Le lendemain, mercredi 17 février, nous fêtons le carnaval. Les éducateurs présents sur le groupe ne m’adressent qu’une seule fois la parole ; alors que j’étais en train de me changer, ma tutrice m’a demandé de me dépêcher, parce qu’ils voulaient utiliser mon appareil photo (j’étais visiblement la seule adulte sur le groupe qui avait pensé à ramener mon appareil photo). Le reste de la soirée, je n’ai eu aucun échange. Les éducateurs ont oublié de mettre que j’étais présente pendant cette journée et cette soirée dans le cahier de transmission.

J’ai une semaine de vacances, du 20 au 26 février, les enfants partants tous en séjours (séjour pour lesquels je me suis proposée, car je trouvais intéressant d’y participer … je n’ai finalement pas été comptée dans les effectifs, j’ai « été oubliée »).

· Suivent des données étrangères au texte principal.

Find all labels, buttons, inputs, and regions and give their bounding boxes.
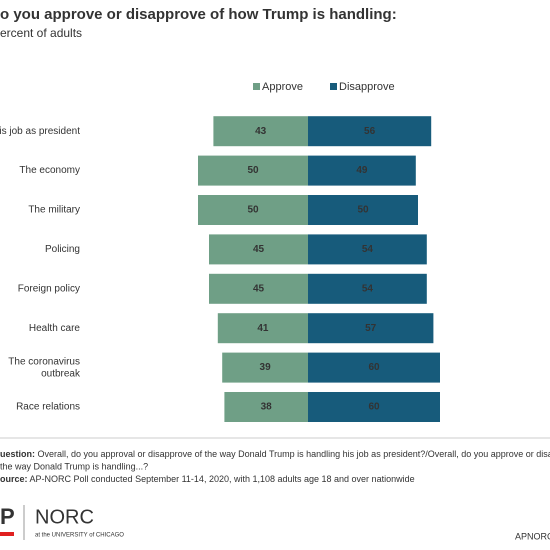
bar [308,234,427,265]
chart-title: o you approve or disapprove of how Trump… [0,6,397,23]
chart-subtitle: ercent of adults [0,26,82,40]
value-label: 38 [261,402,273,413]
legend-swatch [253,83,260,90]
category-label: The military [28,205,80,216]
question-note: uestion: Overall, do you approval or dis… [0,449,550,459]
norc-logo: NORC [35,506,94,528]
value-label: 39 [260,362,272,373]
question-line2: the way Donald Trump is handling...? [0,461,148,471]
category-label: Policing [45,244,80,255]
value-label: 43 [255,126,267,137]
source-label: ource: [0,474,28,484]
source-note: ource: AP-NORC Poll conducted September … [0,474,415,484]
value-label: 60 [368,402,380,413]
bar [209,234,308,265]
value-label: 56 [364,126,376,137]
bar [308,273,427,304]
value-label: 41 [257,323,269,334]
bar [308,352,440,383]
category-label: His job as president [0,126,80,137]
category-label: The economy [19,165,80,176]
bar [222,352,308,383]
bar [224,392,308,422]
handle: APNORC [515,531,550,541]
category-label-line: outbreak [41,368,81,379]
value-label: 50 [357,205,369,216]
legend-label: Disapprove [339,81,395,93]
value-label: 45 [253,244,265,255]
category-label: Race relations [16,402,80,413]
category-label-line: The coronavirus [8,356,80,367]
value-label: 57 [365,323,377,334]
bar [308,155,416,186]
bar [308,116,432,147]
value-label: 50 [247,165,259,176]
bar [209,273,308,304]
question-text: Overall, do you approval or disapprove o… [35,449,550,459]
category-label: The coronavirus outbreak [8,356,81,379]
bar [198,155,308,186]
value-label: 49 [356,165,368,176]
bar [308,313,434,344]
legend-swatch [330,83,337,90]
bar [217,313,308,344]
bar [308,195,418,225]
category-label: Health care [29,323,81,334]
value-label: 54 [362,244,374,255]
bar [198,195,308,225]
category-label: Foreign policy [18,283,80,294]
ap-logo: P [0,504,15,529]
value-label: 60 [368,362,380,373]
value-label: 54 [362,283,374,294]
ap-logo-bar [0,532,14,536]
bar [308,392,440,422]
norc-sub: at the UNIVERSITY of CHICAGO [35,533,124,539]
legend-label: Approve [262,81,303,93]
source-text: AP-NORC Poll conducted September 11-14, … [28,474,415,484]
value-label: 45 [253,283,265,294]
value-label: 50 [247,205,259,216]
bar [213,116,308,147]
question-label: uestion: [0,449,35,459]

Le 27 février, je me rends chez mon médecin, et j’éclate en sanglot. Je lui explique que je me sens de plus en plus mal dans mon travail, que j’ai l’impression d’être inutile, incompétente, et de ne servir à rien. Mon médecin me suit depuis ma naissance et me connait donc très bien. A la fin du rendez vous, qui a duré 45 minutes, il a préféré m’arrêter une semaine, car je n’étais pas en état de retourner sur mon lieu de stage. Il m’a cependant prévenu qu’il faisait cela exceptionnellement, et qu’il faudrait à un moment ou à un autre que je prenne une décision : soit continuer et faire face, soit arrêter ce stage. Mon médecin m’a aussi prescrit des décontractants.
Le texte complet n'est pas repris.